Certified organic cotton is cotton fiber that has been grown without pesticides and fertilizers, through a process that preserves biodiversity, biological cycles and the soil well-being. The world’s leading producers of organic cotton are India, China and Turkey.
Although the process of cultivation of organic cotton is “cleaner” since it does not use chemical additives in fertilization and fumigation, both this crop and the conventional cotton harvesting process use excessive amounts of water and energy.
Organic cotton is cultivated through practices that generate a minimum-to-low impact on the environment. Toxic herbicides and insecticides or any kind of chemical fertilizers are not applied to plants or soil. In the traditional crop, they are applied and these toxins are harmful to not only the health of the farmers and workers involved in the crop and in the harvest, but also for the adjacent natural ecosystems.
Cotton fabrics certified by BCI guarantee ethical and responsible conditions in their cultivation and harvesting process: optimal working conditions for their production and the preservation of the environment of the growing areas. Better Cotton Initiative – BCI is a non-profit organization that generates, monitors and controls global standards and the complex cotton supply chain, from farmers to fashion retailers.
Recycled cotton can be generally defined as converting cotton fabric into cotton fiber that can be reused in textile products.
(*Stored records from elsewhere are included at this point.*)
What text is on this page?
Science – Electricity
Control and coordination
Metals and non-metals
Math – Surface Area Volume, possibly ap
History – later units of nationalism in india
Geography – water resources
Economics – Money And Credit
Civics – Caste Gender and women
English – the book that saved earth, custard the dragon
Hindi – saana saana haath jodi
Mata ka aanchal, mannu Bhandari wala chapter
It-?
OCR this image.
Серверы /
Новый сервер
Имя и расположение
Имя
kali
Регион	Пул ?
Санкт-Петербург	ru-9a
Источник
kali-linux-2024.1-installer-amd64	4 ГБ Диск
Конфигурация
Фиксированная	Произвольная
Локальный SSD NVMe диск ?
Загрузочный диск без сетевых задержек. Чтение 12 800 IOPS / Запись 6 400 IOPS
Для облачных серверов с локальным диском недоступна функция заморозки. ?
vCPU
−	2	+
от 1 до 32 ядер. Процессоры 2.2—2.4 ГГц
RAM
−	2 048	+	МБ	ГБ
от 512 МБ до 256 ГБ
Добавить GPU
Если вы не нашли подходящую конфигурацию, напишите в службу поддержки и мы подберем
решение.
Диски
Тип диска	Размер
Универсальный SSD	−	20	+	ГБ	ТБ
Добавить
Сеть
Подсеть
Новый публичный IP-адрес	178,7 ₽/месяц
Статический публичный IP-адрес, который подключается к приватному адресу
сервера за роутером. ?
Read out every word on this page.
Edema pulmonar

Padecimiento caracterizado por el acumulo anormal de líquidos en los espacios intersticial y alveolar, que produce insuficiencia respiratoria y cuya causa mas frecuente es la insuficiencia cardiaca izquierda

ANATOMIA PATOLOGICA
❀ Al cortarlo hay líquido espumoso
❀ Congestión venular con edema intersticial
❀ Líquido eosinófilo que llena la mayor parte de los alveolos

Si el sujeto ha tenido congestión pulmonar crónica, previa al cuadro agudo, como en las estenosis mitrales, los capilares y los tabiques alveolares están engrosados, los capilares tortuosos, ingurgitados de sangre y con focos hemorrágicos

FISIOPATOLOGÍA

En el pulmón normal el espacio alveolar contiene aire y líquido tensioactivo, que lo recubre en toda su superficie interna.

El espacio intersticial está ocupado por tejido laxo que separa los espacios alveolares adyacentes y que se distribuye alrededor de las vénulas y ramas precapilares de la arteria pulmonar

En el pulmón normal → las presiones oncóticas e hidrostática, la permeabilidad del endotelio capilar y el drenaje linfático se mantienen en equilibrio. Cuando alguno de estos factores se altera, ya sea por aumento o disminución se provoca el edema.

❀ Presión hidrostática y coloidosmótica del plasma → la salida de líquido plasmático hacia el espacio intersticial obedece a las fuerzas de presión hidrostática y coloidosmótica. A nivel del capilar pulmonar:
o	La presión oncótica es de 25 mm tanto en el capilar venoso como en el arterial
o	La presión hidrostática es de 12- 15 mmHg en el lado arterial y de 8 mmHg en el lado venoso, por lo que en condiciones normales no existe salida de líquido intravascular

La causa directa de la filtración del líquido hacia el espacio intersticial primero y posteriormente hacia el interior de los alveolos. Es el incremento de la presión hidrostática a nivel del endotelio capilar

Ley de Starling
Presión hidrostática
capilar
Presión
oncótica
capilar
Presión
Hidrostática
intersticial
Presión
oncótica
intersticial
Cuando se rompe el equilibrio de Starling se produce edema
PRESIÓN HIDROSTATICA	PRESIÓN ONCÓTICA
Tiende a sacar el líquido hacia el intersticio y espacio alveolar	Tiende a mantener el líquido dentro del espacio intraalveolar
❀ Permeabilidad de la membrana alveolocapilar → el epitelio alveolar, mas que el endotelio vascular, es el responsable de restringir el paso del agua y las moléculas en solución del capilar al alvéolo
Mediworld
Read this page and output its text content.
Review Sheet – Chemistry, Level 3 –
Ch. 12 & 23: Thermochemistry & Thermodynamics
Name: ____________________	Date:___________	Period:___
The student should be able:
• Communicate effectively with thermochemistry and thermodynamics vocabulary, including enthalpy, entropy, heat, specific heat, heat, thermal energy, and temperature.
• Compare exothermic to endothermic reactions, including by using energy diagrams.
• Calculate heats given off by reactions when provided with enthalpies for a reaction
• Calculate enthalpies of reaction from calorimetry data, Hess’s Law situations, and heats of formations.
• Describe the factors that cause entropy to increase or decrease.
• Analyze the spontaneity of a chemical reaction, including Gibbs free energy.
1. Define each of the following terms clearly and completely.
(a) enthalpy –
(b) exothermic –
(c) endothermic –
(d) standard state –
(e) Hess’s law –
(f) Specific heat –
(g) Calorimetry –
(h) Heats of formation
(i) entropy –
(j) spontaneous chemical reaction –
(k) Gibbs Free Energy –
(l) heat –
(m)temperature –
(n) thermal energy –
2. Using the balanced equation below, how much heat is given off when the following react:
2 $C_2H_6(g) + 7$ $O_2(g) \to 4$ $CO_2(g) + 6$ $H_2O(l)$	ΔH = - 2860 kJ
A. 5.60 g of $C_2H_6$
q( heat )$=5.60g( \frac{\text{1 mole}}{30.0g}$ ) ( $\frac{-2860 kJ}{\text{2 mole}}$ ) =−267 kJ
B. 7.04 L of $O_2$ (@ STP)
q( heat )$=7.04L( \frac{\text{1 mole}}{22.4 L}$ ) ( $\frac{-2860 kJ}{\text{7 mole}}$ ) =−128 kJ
Recycled cotton is also commonly referred to as regenerated cotton, reclaimed cotton or shoddy.
There are two primary sources that generate recycled cotton from textiles:
Post-industrial or Pre-consumer: These are the remains of yarns and fabrics that are discarded in the process of cutting and making clothing, home textiles and other fashion accessories.
Post-consumption: includes garments, upholstery, towels, used household items, whose cotton fibers will be reused in the development of a new product.
The largest amount of recycled cotton is generated through pre-consumer waste. What originates from post-consumption is much more difficult to classify and reprocess due to the variety of colors involved, the mix of fibers that make up the fabric, the rest of the raw materials and accessories present in the garments and it is a process that involves more work and a higher cost.
The objective is to recycle fiber from the fabric scraps directly. Regenerated cotton is produced through a recycling process that is mostly mechanical. In the first step, fabrics and materials are sorted by color. After this separation, the fabrics go through a machine that shreds the fabric into yarn and then into crude fiber. In this part of the process, a lot of tension is put on the fiber; during this shredding process, it is very easy for the fibers to break and become entangled. The raw fiber obtained is spun back into bobbins to be reused in the production of other garments and accessories. The quality of the recycled fiber obtained by this process will never get the same quality values as the original fiber, it feels different and looks different because it is different.
In conclusion, recycled cotton has the potential to greatly reduce water and energy consumption in the fashion industry. The amount of water needed is less than the amount used to grow and generate virgin cotton. Many products are diverted from what would be their inevitable and ultimate destination of landfills. Recycled cotton can be given new life in many different elements such as towels, bedding, clothing and even insulation for homes.